My elementary school teachers helped develop patriotism in their students in order to create an appreciation of common memories, hopes, and traditions. Primarily through the study of history, we learned to love our country and to admire heroes. In grade school, there was an easy-going sense of patriotism that appealed to our sense of fun.
We whooped it up for Washington and Lincoln in celebration of their birthdays, drawing pictures of Washington as a boy with a gleeful look on his face as he chopped down the famous cherry tree, or making cardboard versions of Lincoln’s stovepipe hat.
In Miss Holland’s fourth-grade classroom, there was a huge sandbox standing more than 3 feet off the floor in which Steve Squires and I placed a cut-out model of Washington crossing the Delaware.

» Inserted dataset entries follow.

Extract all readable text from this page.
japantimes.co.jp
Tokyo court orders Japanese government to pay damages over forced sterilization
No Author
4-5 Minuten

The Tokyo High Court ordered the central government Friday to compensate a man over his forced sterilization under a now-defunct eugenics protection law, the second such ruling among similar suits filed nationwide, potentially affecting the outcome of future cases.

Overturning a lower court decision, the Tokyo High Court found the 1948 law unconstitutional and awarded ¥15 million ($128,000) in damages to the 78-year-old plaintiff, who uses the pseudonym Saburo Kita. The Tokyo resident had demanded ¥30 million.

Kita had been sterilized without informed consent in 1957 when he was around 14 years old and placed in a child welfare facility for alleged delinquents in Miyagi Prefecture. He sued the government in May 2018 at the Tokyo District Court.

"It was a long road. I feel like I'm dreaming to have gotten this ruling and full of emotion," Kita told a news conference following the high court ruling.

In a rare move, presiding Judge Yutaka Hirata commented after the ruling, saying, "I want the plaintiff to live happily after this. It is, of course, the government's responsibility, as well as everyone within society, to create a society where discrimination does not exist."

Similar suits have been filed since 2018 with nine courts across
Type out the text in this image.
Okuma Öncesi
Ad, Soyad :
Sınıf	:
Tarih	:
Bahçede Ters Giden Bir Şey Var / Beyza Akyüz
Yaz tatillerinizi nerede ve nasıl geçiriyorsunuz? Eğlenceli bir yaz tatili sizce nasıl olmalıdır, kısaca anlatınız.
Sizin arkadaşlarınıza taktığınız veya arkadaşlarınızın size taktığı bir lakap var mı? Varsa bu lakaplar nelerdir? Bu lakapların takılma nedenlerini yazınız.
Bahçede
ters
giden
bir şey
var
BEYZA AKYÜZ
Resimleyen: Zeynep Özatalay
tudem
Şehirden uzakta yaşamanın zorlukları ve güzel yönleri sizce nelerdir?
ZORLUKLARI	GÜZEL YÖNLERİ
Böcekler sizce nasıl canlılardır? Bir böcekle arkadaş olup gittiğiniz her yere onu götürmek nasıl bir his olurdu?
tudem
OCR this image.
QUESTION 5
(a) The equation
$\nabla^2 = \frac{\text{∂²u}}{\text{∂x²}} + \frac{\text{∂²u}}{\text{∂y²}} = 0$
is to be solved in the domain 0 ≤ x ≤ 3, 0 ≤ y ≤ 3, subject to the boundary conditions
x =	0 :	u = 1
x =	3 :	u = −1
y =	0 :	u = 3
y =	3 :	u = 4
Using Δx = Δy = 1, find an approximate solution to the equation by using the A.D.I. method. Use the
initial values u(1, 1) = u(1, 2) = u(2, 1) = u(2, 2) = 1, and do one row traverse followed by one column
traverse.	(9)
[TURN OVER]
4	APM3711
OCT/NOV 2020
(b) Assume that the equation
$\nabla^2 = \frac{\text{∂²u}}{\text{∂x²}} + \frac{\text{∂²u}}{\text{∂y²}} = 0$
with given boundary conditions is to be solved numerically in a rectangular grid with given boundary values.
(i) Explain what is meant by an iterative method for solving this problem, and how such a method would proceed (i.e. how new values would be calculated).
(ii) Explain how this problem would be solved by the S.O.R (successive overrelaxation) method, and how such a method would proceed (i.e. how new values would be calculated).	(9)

While we paid respectful attention to the Revolutionary War and the Civil War, most of our study was given to World War II, which had ended four years before our fourth-grade year. For Armistice Day (Veterans Day), we put on a program commemorating the end of World War I, which was still well-remembered by adult men and women.
We affirmed our devotion to our country not just on special occasions, but at the opening of every school day when we stood and pledged allegiance to our flag.
When I was growing up, parades were held on Memorial Day and the Fourth of July, and when I was a Cub Scout, our troop marched in both parades. The troop also attended the Armistice Day program at Scoville Park. My Uncle Hubert a World War II veteran, also marched on Memorial Day and the Fourth of July.
In my eighth-grade history class, students learned that patriotism sometimes becomes distorted. Our teacher explained that exaggerated or distorted forms of patriotism have existed for many years.
For example, our teacher taught us that many European countries thought that they had a moral responsibility to establish colonies in Africa and Asia in order to bring the “benefits” of their cultures to the people of these continents.
During the encompassing years of 1922-1945, the Germans under Hitler and the Italians under Mussolini believed that their respective nations had a patriotic duty to expand their territorial boundaries, and these Fascist leaders demanded public demonstrations of loyalty. The penalty for non-compliance was imprisonment or death.
My grandparents — Americans of German heritage — told me that, during World War I, the loyalty of these people was often questioned because the U.S. was at war with Germany.
During World War Two, thousands of patriotic American-born Japanese men and women were placed in detention camps because of unreasonable fears that these people might be loyal to Japan, our enemy, rather than to the U.S.
As a young person, I learned that patriotism is an attachment to our land and people, admiration for our customs and traditions, and devotion to its welfare.